Wednesday, September 14, 2011

Somebody Is Going To Be Real Right...

...and somebody is going to be real wrong.

If you have not heard from your friendly technical analyst, maybe it's time to find someone else in that field.

In what can only be described as coming straight out of the Edwards and Magee technical analysis bible (“Technical Analysis of Stock Trends”), the accompanying chart is a classic example of not one but two technical analysis chart pattern icons: Head and shoulders top and a bearish pole and flag.

This plus the fact that nearly 90% of the global indices I track are flashing bearish Mega Trends (use the search function on the top left for prior blog postings explaining this tool) is about as bearish as one can get.*

The first wave of a bear market almost always looks like a correction. Bulls will argue convincingly that key metrics like earnings and interest rates support this view. However, the anchor for this argument - solid earnings - can be easily undermined should the global macro story develop into something far worse than the bulls currently envision. For a recent example of this, just look at what happened from 2006 (S&P 500 operating earnings at a record $87) to 2007 ($82) to 2008 ($49). In this regard, the MERI (use search function again) is practically screaming earnings disappointments beginning next month. That could start the chain reaction of doubt, which is a strong characteristic of the second wave of the bear (as price crashes below the previous lows).

For a market priced for an economic muddle through, the worse case scenario is yet to be realized. Moreover, with limited flexibility to provide meaningful counter cycle actions, governments will be in no position to act effectively. Then there is the self fulfilling aspect of the negative wealth effect on the global macro environment that declining equity values tend to produce, which will almost certainly accelerate the downward pressure on the global economy (and earnings). Lastly, there is the unknown. Can anyone say with absolute certainty that all is good in China?

There's more. But suffice to say, an uncertain environment is hardly the prudent time to be fully invested.

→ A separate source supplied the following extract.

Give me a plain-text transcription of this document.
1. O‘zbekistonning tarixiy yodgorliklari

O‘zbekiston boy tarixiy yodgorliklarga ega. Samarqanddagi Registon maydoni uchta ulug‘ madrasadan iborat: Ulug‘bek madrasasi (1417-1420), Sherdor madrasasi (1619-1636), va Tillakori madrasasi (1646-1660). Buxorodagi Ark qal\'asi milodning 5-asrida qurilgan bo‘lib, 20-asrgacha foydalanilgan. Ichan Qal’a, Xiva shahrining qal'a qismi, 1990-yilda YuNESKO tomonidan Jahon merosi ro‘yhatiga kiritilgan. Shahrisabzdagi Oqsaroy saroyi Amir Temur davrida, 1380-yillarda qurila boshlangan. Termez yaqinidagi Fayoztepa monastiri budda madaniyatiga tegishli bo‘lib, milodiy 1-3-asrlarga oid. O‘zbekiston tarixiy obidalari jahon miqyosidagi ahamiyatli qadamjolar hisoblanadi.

Investment Strategy Implications

The advisable strategy appears to be to move as close to the exit door as possible. In portfolio strategy terms that means

1 - Reduce the equity exposure to a safe level, which for accounts managed and advised by Blue Marble Research is 60%. This means fade (sell) the rallies to, at least, maintain a constant percent equity exposure, but to preferably reduce down to the close-to-the-exit door level.
2 - Shift assets holdings to high quality dividend paying stocks.
3 - Be prepared to reduce the equity exposure to below 50% once the second wave gets underway. This means sell into the declines. The first wave of the bear gives you ample opportunity to sell the rallies. ("Looks like a correction to me.") The second and third waves do not.

Like I said, somebody is going to be real right and somebody is going to be real wrong. Of all things so uncertain in these times, one thing I am certain of: we will find out soon enough.

*Previous blog postings describe the unusual nature as to how we entered the bear (use search function). But the past several weeks have made it all the more traditional.